See, I don’t want to be part of a yoga world of happy talk about unending potential and perfect happiness. I don’t have much time for the kind of self-impressed platitudes that give yoga a bad name. Like so many of the secular, health-oriented, somewhat prideful members of my clan, I do yoga to quiet my brain, not to fill it with nonsense. And yet nonsense abounds. Last month, I dropped in on a class at another studio. As class began, the teacher offered her thoughts about the goodness of the world and its benevolence toward us. “If you just reach out with your intention,” she said sagely, “the universe will rise to meet you half-way.” I almost walked out. The earthquake in Japan had happened the day before.
…The point is that the practice of attentiveness—the fundamental practice that yoga cultivates—should lead us to contemplate the full reality of our life, which includes its inevitable end. As the yogi Richard Freeman puts it, “Yoga is a rehearsal for death.” That is the universe rising up to meet you.
For me, this discussion was a rare moment when I had some inclination of what “yoga spirituality” might mean, particularly for someone who doesn’t actually believe in spirituality. In this version, there is no promise of health or happiness. There is only our embrace of reality, in both its quiet joys and its suffering. We recognize ourselves as part of the universe, and we accept that universe’s fundamental indifference to us. Then we see what flows from that. I suspect that this embrace of death, and life, doesn’t arise from an act of will or from reading the right books. Maybe, though, it comes from the act of the placing one’s feet in exactly the right alignment, and paying attention.
I started doing yoga when I was twelve years old. I took a copy of a 28-day program by Richard Hittleman that my mom had on the shelf, and every day for the next month, I would get up at 5:30 and go through the routine, dutifully lying still after each pose and “being aware of the changes going on in my body.” Mainly, I just spent that time wondering what exactly I was supposed to be noticing, worried that the Karma Police were going to nab me for not doing it right.

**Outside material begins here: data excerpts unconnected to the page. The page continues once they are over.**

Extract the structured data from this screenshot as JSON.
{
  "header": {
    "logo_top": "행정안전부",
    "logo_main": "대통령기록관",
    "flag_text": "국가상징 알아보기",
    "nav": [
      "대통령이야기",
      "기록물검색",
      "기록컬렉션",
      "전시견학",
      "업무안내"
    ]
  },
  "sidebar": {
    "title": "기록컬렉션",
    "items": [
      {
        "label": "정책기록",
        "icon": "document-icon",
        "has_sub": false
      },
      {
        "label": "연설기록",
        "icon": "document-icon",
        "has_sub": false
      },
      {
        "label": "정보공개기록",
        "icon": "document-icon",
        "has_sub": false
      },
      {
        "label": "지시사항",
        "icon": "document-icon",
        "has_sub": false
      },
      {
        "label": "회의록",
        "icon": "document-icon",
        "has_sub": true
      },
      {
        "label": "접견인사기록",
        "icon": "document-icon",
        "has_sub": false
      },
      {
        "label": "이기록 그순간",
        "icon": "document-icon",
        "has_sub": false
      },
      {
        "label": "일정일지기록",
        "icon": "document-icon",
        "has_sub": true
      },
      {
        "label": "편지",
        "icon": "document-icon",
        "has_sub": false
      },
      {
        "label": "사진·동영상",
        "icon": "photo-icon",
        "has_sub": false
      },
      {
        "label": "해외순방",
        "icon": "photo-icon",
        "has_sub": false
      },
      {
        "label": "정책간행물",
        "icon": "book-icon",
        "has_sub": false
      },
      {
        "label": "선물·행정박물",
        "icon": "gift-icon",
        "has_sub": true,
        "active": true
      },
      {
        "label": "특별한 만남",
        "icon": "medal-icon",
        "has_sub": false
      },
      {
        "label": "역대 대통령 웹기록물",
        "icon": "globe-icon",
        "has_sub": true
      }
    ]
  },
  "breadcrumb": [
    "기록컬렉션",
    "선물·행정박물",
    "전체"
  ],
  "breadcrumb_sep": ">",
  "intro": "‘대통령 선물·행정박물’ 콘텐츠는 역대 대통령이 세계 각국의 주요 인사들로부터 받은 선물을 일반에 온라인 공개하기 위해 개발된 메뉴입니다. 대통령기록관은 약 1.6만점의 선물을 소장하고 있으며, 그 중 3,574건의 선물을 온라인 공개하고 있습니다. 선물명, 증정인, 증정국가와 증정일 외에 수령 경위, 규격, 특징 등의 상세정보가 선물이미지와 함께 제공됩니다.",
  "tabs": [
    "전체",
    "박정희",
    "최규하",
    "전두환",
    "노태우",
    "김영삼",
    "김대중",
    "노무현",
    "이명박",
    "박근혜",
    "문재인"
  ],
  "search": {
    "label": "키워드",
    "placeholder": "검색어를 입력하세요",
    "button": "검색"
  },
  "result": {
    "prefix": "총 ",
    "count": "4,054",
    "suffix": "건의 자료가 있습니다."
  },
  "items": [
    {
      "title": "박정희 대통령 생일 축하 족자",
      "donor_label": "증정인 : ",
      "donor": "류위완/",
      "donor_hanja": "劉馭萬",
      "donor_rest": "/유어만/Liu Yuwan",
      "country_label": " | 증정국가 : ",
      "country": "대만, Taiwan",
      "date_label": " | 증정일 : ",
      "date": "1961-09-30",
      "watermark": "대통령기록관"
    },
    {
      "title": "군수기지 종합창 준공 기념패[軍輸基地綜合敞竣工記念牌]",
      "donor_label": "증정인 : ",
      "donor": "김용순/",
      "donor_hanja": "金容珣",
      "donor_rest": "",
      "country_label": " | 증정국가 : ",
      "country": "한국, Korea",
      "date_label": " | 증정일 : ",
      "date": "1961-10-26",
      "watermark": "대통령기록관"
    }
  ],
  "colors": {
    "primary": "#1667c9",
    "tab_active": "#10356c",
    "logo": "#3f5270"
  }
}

I’ve kept at it off and on lo these many years since, mixing traditional yoga poses with regular calisthenics and strength exercises. I’ve never been to a class for it, mainly for the reasons McAlister mentions; I just like the attentive act of feeling my muscles stretch and following my breath. No thought of enlightenment or physical gain, just the enjoyment of holding still and being quiet. In fact, I’m going to get up and go through some exercises right now.